Je l'ai lu d'une traite.
Dans le train chaque matin, dans mon lit chaque soir, le train entrait toujours trop vite en gare, mes yeux se fermaient beaucoup trop tôt... déjà; il fallait le refermer.
Et durant les minutes qui suivaient, penser sans cesse à ces voix de femmes qui content leurs destins brisés; un pan de l'histoire dont j'ignorais tout jusqu'alors.
Ces japonaises, auxquelles Julie Otsuka donne enfin la parole, ont quitté leur terre natale pour les Etats-Unis où les attend un avenir meilleur, promis par de brillants fiancés partis du Japon quelques années auparavant pour trouver le succès sur cette terre promise. Succès qui n'aura jamais existé que dans les lettres précédant la conclusion de ces mariages arrangés.
A l'arrivée la confrontation avec la réalité sera pénible. Au lieu de la prospérité promise, une vie de labeur, de résignation, d'humiliations... jusqu'à la disparition, pendant la Seconde Guerre Mondiale, de ces japonais soupçonnés de comploter contre leur pays d'adoption.

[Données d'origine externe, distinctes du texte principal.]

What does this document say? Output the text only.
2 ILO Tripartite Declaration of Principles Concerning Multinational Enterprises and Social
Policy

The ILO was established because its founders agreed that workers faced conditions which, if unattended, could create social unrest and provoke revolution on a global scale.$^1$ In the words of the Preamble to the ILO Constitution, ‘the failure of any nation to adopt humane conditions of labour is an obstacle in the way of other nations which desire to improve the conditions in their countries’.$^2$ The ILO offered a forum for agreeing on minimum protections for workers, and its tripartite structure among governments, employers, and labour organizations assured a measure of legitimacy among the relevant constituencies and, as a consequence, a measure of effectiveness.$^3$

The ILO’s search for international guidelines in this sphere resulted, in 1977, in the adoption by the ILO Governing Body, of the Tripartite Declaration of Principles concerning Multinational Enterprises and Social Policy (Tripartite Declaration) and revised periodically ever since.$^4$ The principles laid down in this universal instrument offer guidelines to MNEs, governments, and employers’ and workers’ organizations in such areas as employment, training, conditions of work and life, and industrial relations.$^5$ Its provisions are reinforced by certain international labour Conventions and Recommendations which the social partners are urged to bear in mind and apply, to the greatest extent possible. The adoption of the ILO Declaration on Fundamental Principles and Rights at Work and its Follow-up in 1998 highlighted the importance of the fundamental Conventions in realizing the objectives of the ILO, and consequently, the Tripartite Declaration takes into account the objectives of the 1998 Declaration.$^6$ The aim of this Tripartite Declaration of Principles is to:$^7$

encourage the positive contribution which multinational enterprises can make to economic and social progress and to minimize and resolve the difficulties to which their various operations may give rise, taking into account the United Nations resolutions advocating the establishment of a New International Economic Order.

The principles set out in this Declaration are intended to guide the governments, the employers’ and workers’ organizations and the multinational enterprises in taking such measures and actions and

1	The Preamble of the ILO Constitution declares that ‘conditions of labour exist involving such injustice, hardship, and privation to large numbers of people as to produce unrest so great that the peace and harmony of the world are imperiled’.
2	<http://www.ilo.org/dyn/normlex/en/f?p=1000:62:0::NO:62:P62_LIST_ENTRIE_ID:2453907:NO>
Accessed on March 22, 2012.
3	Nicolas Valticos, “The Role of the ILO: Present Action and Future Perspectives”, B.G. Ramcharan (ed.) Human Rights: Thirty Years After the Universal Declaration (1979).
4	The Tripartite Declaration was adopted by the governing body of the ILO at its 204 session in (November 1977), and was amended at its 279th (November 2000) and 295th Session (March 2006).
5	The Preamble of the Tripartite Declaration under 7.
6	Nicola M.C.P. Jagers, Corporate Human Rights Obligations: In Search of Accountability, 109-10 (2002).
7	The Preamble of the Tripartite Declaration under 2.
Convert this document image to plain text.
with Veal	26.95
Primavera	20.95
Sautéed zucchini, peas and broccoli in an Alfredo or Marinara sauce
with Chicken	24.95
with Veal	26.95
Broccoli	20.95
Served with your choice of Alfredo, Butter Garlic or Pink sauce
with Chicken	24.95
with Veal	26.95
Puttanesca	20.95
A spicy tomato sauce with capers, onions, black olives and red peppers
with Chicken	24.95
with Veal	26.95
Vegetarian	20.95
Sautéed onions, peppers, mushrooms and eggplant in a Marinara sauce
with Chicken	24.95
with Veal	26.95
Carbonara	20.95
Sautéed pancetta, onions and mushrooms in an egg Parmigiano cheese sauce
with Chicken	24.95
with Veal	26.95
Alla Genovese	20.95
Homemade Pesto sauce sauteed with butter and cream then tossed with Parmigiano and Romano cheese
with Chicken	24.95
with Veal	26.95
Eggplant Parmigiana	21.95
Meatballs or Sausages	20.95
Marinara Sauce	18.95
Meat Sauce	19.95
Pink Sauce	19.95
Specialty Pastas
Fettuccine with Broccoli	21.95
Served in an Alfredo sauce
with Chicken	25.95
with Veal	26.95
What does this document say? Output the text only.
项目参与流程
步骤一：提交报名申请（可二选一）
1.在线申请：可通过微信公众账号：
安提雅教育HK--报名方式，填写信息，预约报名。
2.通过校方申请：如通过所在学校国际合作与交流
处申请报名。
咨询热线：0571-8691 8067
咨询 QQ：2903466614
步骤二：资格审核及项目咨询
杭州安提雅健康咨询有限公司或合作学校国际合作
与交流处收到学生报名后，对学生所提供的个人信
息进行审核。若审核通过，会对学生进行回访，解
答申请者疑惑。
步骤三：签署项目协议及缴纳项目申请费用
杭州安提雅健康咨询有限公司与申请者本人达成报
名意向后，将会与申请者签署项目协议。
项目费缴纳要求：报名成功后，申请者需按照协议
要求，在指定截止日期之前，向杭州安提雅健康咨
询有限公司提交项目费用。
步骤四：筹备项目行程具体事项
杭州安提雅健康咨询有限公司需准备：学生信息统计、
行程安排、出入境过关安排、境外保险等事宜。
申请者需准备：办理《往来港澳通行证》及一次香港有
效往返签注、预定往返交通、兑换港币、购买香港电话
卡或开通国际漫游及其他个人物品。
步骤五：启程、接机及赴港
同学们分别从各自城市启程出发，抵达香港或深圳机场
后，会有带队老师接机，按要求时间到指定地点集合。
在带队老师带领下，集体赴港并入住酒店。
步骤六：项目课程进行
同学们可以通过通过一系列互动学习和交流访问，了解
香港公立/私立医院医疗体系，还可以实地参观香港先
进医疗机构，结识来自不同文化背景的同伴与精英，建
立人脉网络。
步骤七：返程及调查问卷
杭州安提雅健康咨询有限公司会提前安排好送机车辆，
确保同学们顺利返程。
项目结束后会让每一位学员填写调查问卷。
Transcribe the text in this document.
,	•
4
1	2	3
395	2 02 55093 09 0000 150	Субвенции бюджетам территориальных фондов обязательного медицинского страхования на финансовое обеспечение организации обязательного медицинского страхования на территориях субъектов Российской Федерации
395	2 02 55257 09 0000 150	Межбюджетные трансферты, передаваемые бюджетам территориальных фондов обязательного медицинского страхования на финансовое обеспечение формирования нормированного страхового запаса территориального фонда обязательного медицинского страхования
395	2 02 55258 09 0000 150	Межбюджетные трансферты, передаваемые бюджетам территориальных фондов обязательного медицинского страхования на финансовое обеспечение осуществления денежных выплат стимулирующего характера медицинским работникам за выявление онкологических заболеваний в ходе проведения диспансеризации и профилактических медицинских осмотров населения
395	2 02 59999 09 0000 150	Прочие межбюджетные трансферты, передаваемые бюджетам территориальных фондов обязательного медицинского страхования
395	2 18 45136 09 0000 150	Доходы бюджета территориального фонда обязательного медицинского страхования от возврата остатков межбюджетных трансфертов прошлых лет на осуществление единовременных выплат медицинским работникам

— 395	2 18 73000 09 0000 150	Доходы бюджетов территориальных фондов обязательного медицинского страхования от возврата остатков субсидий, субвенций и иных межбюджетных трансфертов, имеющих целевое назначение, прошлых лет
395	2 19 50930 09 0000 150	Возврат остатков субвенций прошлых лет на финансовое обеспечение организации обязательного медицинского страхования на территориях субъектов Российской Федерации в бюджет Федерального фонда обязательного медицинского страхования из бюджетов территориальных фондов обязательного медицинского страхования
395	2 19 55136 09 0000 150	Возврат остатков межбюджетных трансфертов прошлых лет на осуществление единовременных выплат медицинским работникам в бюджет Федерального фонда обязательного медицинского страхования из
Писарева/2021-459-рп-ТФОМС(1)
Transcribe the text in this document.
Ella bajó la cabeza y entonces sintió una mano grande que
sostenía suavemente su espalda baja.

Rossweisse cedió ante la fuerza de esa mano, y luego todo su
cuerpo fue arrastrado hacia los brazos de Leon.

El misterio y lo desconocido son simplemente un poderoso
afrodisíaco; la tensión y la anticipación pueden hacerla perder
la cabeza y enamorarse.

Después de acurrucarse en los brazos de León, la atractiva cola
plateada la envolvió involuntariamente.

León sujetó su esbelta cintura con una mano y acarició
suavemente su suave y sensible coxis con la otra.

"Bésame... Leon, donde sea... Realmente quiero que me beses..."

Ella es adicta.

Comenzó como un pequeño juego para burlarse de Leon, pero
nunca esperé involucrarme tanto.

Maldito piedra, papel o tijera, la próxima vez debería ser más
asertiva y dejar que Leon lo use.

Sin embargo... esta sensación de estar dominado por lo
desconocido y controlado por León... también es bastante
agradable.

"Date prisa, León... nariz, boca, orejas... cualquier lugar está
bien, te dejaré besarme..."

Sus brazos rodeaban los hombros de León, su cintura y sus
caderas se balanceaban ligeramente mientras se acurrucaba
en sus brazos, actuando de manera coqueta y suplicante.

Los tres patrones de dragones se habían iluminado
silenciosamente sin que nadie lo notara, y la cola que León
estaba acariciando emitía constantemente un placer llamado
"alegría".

Dès la première page, on est emporté par ces voix de femmes qui rapportent l'horreur ordinaire et la misère quotidienne, de la traversée du Pacifique au départ pour l'inconnu, en passant par la première nuit, les accouchements, les récoltes, les enfants, les incivilités et outrages dont elles sont doublement victimes (en tant que femmes et en tant que japonaises) dans ce pays qui se montre plus intolérant qu'accueillant, quand il ne leur témoigne pas le racisme le plus violent.
En rassemblant toutes ces voix en une seule, en faisant de ces destinées singulières un choeur collectif, Julie Otsuka décuple leur force et leur portée.
Ce texte poétique et beau a quelque chose d'envoûtant, comme une litanie sans fin, dont on ne peut taire l'écho qu'il fait naître en nous.